А чувственные взоры, что от святого – зыбки,
Они в иконах меркли, томился свет внутри.
В просторные палаты я приходил молиться,
Но видел я святое поодаль от картин.
Хозяин утром ранним не в духе, мог браниться,
И вся его прислуга бранилась вместе с ним.
Меня не впечатляли убранства пышных залов,
Подсвечников златые, в каменьях вензеля,
Феерия нарядов и масок званых балов,
Когда кружились дамы, шаг с пассией деля.

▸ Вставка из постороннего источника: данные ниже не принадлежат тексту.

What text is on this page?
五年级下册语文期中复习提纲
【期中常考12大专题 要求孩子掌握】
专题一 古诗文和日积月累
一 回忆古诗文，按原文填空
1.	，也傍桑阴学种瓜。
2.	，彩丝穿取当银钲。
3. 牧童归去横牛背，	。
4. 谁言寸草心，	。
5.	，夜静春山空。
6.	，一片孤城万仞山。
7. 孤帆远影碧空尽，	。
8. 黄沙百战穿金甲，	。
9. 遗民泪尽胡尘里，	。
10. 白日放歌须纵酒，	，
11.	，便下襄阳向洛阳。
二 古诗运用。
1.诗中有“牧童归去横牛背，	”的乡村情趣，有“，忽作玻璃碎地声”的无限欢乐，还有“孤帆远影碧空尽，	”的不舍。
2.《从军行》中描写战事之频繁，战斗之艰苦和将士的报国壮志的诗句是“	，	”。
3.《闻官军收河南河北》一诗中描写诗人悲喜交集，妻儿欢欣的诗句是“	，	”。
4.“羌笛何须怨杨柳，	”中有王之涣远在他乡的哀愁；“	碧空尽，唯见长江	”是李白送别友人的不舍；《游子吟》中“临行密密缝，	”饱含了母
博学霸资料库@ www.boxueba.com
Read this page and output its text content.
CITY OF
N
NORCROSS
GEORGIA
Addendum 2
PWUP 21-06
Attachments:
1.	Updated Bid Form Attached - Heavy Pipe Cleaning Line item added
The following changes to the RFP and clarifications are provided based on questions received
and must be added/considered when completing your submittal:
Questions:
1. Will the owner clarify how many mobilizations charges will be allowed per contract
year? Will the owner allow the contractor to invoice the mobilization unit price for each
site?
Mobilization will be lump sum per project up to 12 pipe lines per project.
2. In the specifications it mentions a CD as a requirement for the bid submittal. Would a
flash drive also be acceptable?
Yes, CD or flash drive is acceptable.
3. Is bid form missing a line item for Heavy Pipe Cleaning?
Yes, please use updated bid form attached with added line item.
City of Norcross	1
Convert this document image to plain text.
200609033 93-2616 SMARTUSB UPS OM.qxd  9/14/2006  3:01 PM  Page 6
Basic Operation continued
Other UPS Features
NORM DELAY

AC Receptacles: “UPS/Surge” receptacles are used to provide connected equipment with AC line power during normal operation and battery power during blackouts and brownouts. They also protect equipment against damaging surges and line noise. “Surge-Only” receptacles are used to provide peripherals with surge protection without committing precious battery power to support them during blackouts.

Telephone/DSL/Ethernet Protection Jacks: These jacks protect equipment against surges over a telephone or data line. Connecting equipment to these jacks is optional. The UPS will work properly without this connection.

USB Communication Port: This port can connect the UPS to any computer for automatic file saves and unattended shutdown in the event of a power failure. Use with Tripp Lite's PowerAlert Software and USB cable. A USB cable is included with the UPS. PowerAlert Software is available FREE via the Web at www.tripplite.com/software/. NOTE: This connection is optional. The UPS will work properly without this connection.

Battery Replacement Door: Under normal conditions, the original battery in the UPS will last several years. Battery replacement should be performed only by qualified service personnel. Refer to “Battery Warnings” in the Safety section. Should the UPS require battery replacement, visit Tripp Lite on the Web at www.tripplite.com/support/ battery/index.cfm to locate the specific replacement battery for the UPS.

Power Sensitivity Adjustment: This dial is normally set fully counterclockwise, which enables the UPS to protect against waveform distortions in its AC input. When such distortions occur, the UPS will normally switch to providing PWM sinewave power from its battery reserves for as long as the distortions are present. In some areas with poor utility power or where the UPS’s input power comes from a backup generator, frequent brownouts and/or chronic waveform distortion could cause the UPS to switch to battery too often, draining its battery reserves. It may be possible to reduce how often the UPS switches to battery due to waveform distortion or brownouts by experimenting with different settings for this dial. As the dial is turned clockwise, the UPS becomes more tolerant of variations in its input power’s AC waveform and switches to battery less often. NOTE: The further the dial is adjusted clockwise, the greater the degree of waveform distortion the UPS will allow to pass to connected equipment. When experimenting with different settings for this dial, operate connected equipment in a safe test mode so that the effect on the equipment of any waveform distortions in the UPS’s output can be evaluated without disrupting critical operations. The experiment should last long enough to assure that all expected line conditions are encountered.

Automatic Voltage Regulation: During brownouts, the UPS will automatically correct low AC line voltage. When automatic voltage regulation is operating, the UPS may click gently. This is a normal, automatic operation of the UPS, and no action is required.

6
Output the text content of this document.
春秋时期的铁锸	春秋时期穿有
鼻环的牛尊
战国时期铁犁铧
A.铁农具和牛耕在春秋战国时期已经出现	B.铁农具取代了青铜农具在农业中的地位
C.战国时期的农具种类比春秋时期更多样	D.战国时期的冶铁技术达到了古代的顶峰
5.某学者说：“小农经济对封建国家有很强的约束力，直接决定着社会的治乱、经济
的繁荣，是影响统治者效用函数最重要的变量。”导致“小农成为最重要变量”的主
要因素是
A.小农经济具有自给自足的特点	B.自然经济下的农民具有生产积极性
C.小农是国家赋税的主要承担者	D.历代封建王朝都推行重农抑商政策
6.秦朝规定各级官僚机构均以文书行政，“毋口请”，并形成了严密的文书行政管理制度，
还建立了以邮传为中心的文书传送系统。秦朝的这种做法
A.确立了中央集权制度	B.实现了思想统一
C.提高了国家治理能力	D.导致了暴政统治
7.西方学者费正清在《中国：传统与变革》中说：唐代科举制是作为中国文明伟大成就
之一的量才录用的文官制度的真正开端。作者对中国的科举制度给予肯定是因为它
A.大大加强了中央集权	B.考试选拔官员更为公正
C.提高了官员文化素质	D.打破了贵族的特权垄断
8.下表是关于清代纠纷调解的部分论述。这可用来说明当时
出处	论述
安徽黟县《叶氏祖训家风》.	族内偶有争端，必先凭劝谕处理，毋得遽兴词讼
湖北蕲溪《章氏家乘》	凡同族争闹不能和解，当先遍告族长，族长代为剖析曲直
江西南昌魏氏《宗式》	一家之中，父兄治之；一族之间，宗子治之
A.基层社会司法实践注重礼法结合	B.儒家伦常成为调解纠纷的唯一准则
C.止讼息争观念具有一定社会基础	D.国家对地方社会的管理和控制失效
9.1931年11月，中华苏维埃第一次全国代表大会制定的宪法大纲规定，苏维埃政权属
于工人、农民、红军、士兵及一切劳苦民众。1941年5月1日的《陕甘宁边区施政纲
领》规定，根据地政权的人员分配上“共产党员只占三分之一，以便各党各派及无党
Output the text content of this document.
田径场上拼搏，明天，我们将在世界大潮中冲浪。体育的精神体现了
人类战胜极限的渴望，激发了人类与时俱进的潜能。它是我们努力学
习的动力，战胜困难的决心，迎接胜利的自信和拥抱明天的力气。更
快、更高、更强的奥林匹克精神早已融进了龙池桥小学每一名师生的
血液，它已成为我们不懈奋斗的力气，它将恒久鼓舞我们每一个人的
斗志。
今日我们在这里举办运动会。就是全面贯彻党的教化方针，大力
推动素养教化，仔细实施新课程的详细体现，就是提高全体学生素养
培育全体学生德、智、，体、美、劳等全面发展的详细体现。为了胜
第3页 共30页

Я торопился скрыться в саду под сенью ивы,
Расписывая кистью портрет приезжих дам.
Вальяжные их жесты, привычки поз - учтивы,
Но царствия величия не видно с виду там.
Пытался я снаружи штрихом создать улыбку,
Раздвинуть взор пошире, убрать с лица – игру.
Исправить кистью можно природную ошибку,
Но подобраться глубже, к душе, я не смогу.
Невинный взор не ищет, как скрыться в масках шика.
Не корчит тело позу, когда внутри – душа.
С икон исходит благо. Открыто свету лико.
И, кажется, вздыхает икона, чуть дыша.
Божественная сущность не требует подмены,
И штрих ложится гладко на будущий портрет.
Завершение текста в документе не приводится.